The evolution of weed control practices now places an extremely high emphasis on eradication of new weed incursions before their populations are beyond expiration. A key component of weed eradication is destroying or controlling the weed seed bank. Essential oils have been shown to exhibit herbicidal activity and have been previously used for weed seed bank control. Carbon (sugar) has been shown to increase microbial activity and has also been linked to reducing seed bank germination. This trial examined applications of an essential oil (pine oil) at a range of rates (0, 1%, 2.5%, 5%, 10% and 20%) with and without carbon (sugar at 0.31 kg C ha-1) and compared this to a herbicide treatment applied as a pre-emergent herbicide (1, 2 and 3 L ha-1 of flupropanate, active ingredient) on the germination of cane needle grass seeds. The results show a strong dose response for decreased seed germinations with increased pine oil concentration with only 1 seed germinating at 20% pine oil concentration.

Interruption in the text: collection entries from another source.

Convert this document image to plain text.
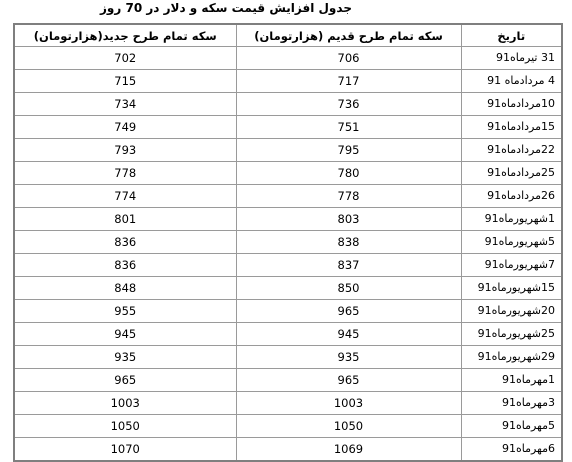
جدول افزایش قیمت سکه و دلار در 70 روز
سکه تمام طرح جدید(هزارتومان)	سکه تمام طرح قدیم (هزارتومان)	تاریخ
702	706	31 تیرماه91
715	717	4 مردادماه 91
734	736	10مردادماه91
749	751	15مردادماه91
793	795	22مردادماه91
778	780	25مردادماه91
774	778	26مردادماه91
801	803	1شهریورماه91
836	838	5شهریورماه91
836	837	7شهریورماه91
848	850	15شهریورماه91
955	965	20شهریورماه91
945	945	25شهریورماه91
935	935	29شهریورماه91
965	965	1مهرماه91
1003	1003	3مهرماه91
1050	1050	5مهرماه91
1070	1069	6مهرماه91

No direct response was observed for carbon addition but it did result in a response through time with reduced seed germination with carbon at high pine oil rates. Flupropanate granules applied as a pre-emergent herbicide did not produce the expected dose response effect or high levels of cane needle grass control. This may have been due to the active ingredient being leached out by high watering rates before the cane needle grass had germinated.


Cite as:

McLaren, D.A. and Butler, K.L. (2016). A pot trial to assess the effects of pine oil, sugar and granulated flupropanate on cane needle grass (Nassella hyalina) seed banks. Plant Protection Quarterly 31(2), 38-43.